いつもならこういう場合、肩を抱き寄せ「寂しい思いをさせてごめんよ、私の大事なレディ」とか砂吐きそうなことをいいながら微笑むのだが、このときの殿下は頭を抑えながら深呼吸をしミリア嬢に一言。
「ワーナー嬢、人前でこのような仕草は令嬢として恥ずべき行為でワーナー家の教育が疑われてしまう。今後控えるようにした方がいい」
「ユーテリアさま?」
「私のことも名前ではなく『王太子殿下』と」
「え?え?」
「失礼、次の講義に遅れてしまうので」
殿下は絡み付かれた腕をさりげなく解きながらにこやかに去っていった。
「周りに人はあまりいませんでしたけど、このことは徐々に広がっていくでしょうね」
「そうですね・・・」
先ほどの尋問後、殿下が次の講義に向かっていたところをミリア嬢に会ってしまったのだろう。
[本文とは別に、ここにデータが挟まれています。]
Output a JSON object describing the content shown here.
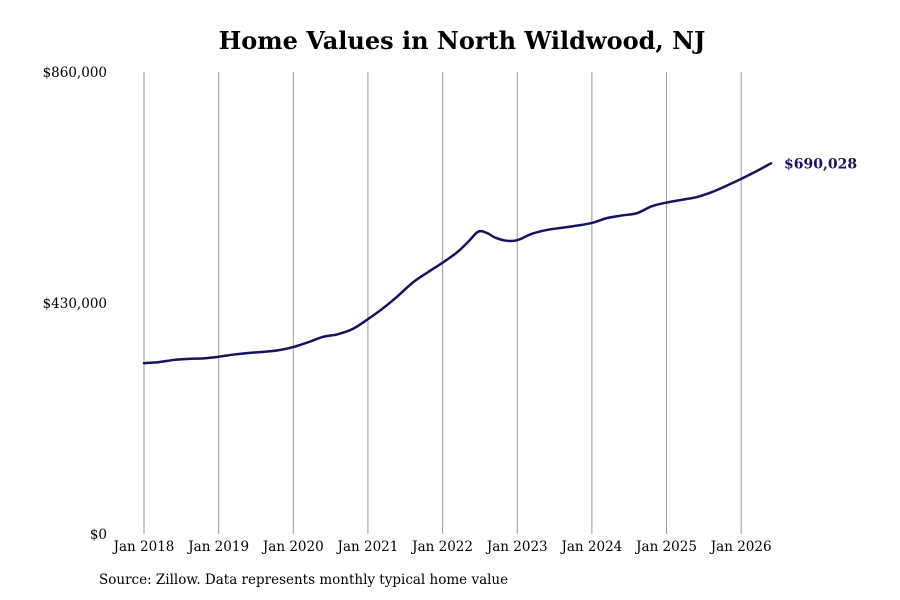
{
  "title": "Home Values in North Wildwood, NJ",
  "source": "Source: Zillow. Data represents monthly typical home value",
  "end_label": "$690,028",
  "colors": {
    "line": "#14145f",
    "grid": "#9a9a9a",
    "text": "#000000"
  },
  "chart_data": {
    "type": "line",
    "title": "Home Values in North Wildwood, NJ",
    "xlabel": "",
    "ylabel": "",
    "ylim": [
      0,
      860000
    ],
    "y_ticks": [
      {
        "value": 0,
        "label": "$0"
      },
      {
        "value": 430000,
        "label": "$430,000"
      },
      {
        "value": 860000,
        "label": "$860,000"
      }
    ],
    "x_ticks": [
      {
        "value": 2018.0,
        "label": "Jan 2018"
      },
      {
        "value": 2019.0,
        "label": "Jan 2019"
      },
      {
        "value": 2020.0,
        "label": "Jan 2020"
      },
      {
        "value": 2021.0,
        "label": "Jan 2021"
      },
      {
        "value": 2022.0,
        "label": "Jan 2022"
      },
      {
        "value": 2023.0,
        "label": "Jan 2023"
      },
      {
        "value": 2024.0,
        "label": "Jan 2024"
      },
      {
        "value": 2025.0,
        "label": "Jan 2025"
      },
      {
        "value": 2026.0,
        "label": "Jan 2026"
      }
    ],
    "x_range": [
      2018.0,
      2026.5
    ],
    "grid": "vertical",
    "series": [
      {
        "name": "",
        "points": [
          [
            2018.0,
            318000
          ],
          [
            2018.2,
            320000
          ],
          [
            2018.4,
            324000
          ],
          [
            2018.6,
            326000
          ],
          [
            2018.8,
            327000
          ],
          [
            2019.0,
            330000
          ],
          [
            2019.2,
            334000
          ],
          [
            2019.4,
            337000
          ],
          [
            2019.6,
            339000
          ],
          [
            2019.8,
            342000
          ],
          [
            2020.0,
            348000
          ],
          [
            2020.2,
            357000
          ],
          [
            2020.4,
            367000
          ],
          [
            2020.6,
            372000
          ],
          [
            2020.8,
            382000
          ],
          [
            2021.0,
            400000
          ],
          [
            2021.2,
            420000
          ],
          [
            2021.4,
            443000
          ],
          [
            2021.6,
            468000
          ],
          [
            2021.8,
            487000
          ],
          [
            2022.0,
            505000
          ],
          [
            2022.2,
            525000
          ],
          [
            2022.35,
            545000
          ],
          [
            2022.48,
            563000
          ],
          [
            2022.6,
            560000
          ],
          [
            2022.7,
            552000
          ],
          [
            2022.85,
            546000
          ],
          [
            2023.0,
            547000
          ],
          [
            2023.2,
            559000
          ],
          [
            2023.4,
            566000
          ],
          [
            2023.6,
            570000
          ],
          [
            2023.8,
            574000
          ],
          [
            2024.0,
            579000
          ],
          [
            2024.2,
            588000
          ],
          [
            2024.4,
            593000
          ],
          [
            2024.6,
            597000
          ],
          [
            2024.8,
            610000
          ],
          [
            2025.0,
            617000
          ],
          [
            2025.2,
            622000
          ],
          [
            2025.4,
            627000
          ],
          [
            2025.6,
            636000
          ],
          [
            2025.8,
            648000
          ],
          [
            2026.0,
            661000
          ],
          [
            2026.2,
            675000
          ],
          [
            2026.4,
            690028
          ]
        ]
      }
    ]
  }
}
それにしても殿下の様子がミリア嬢と会う前に戻っているような気がする。
そうだよ、本来の殿下は物腰が柔らかく誰にでも優しい方だ。乱暴な物言いはせず、常に優しい微笑を崩さない人・・・だよね?さっき話していた殿下も別の意味で別人っぽかったけど考えないようにしよ。
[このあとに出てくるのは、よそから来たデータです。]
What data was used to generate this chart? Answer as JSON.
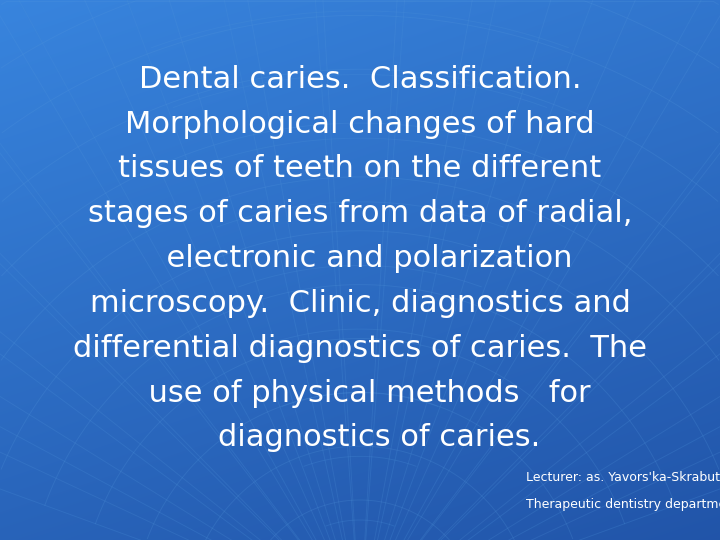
{
  "main_text_lines": [
    "Dental caries.  Classification.",
    "Morphological changes of hard",
    "tissues of teeth on the different",
    "stages of caries from data of radial,",
    "  electronic and polarization",
    "microscopy.  Clinic, diagnostics and",
    "differential diagnostics of caries.  The",
    "  use of physical methods   for",
    "    diagnostics of caries."
  ],
  "footnote_line1": "Lecturer: as. Yavors'ka-Skrabut I.M.",
  "footnote_line2": "Therapeutic dentistry department",
  "bg_color": "#1565C0",
  "bg_light": "#2486D9",
  "bg_dark": "#0D3B8C",
  "arc_color": "#3a7fd4",
  "text_color": "#FFFFFF",
  "footnote_color": "#FFFFFF",
  "main_fontsize": 22,
  "footnote_fontsize": 9,
  "fig_width": 7.2,
  "fig_height": 5.4
}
さて、気になることが多すぎるのでここまでのことをまとめてみよう。
①殿下はミリア嬢と出会った半年前に性格が変わった
②いつからかミリア嬢に黒いモヤが憑き始めた
③いつの間にか殿下にも黒いモヤがまとわり始めた
④黒いモヤは段々濃くなっていった
⑤殿下の17歳を祝うパーティーで突然の婚約破棄と断罪劇が勃発
⑥そのときに“黒い女”が出現し“黒い女”は殿下を睨んでいた
⑦昨日から急に殿下が変わりミリア嬢を遠ざけるようになった
⑧殿下の周りにあった黒いモヤがなくなっている
こんなとこだろうか。
こうやって考えてみると殿下も被害者じゃん。ミリア嬢についてはよくわからないから何とも言えないけど。ミリア嬢のことならお兄様が調査済みだったよね?今日聞いてみようかな。
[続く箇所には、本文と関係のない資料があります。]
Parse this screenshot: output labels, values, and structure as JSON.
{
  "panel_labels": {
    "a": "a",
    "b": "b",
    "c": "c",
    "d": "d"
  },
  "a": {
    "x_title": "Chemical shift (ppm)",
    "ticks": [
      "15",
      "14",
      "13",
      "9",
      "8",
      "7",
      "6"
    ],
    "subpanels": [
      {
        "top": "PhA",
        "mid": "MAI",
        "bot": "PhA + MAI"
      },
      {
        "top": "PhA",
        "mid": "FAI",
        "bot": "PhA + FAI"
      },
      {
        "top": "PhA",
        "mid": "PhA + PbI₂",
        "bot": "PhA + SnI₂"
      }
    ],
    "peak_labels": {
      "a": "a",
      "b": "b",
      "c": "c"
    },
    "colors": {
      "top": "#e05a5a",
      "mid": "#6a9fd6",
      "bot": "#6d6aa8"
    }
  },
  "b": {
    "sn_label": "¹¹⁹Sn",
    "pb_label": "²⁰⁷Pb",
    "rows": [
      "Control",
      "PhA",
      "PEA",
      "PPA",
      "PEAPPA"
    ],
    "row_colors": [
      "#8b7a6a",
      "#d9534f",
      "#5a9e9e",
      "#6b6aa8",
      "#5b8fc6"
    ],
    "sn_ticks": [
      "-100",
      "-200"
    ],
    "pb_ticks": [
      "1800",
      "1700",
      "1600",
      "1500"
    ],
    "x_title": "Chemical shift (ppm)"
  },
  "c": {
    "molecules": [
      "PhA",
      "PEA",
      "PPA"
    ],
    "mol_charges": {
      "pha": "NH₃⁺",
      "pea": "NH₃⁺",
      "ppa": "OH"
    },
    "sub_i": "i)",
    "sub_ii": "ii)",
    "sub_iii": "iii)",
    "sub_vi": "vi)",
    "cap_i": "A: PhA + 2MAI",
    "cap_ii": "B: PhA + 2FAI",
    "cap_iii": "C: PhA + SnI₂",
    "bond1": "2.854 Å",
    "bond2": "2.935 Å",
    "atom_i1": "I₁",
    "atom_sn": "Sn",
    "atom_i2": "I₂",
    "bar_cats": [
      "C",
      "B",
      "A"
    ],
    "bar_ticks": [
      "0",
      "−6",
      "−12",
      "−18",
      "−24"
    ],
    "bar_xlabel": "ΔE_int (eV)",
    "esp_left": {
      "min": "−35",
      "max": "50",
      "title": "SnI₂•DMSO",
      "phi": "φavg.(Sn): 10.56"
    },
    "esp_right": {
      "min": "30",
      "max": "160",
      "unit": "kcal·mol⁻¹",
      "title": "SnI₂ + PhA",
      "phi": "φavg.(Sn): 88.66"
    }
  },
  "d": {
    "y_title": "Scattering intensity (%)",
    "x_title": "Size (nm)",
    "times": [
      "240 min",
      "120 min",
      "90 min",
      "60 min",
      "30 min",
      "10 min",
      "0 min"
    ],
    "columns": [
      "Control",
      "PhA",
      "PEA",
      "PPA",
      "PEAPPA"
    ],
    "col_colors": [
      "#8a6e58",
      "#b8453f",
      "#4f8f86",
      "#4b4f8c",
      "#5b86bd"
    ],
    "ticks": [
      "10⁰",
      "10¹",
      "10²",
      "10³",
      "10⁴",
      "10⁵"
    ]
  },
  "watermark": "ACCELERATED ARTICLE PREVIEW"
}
・・・このあと、また殿下と会うんだよね?“黒い女”のこと話すべきか否か。
“黒い女”のことを話すなら視えることも話さなきゃいけない。・・・ん?ちょっとまって。別に殿下は“黒い女”について聞きたいんじゃなくて、私が不用意に言った『殿下に降り掛かる災厄』について聞きたいんだよね?ならうまくごまかせば切り抜けられるんじゃない!?
一筋の光明を見いだした気分だ。よし、これでいこう!
考えがまとまったところでリゼット嬢の声が聞こえた。
「先生が来ましたわね」
さっさと話を終わらせて今日も早く帰ろう。そしてうちのシェフ特製のスイーツでゆっくりお茶をするんだ。
──数時間後、私は楽観的に考えていたことを後悔する羽目になる。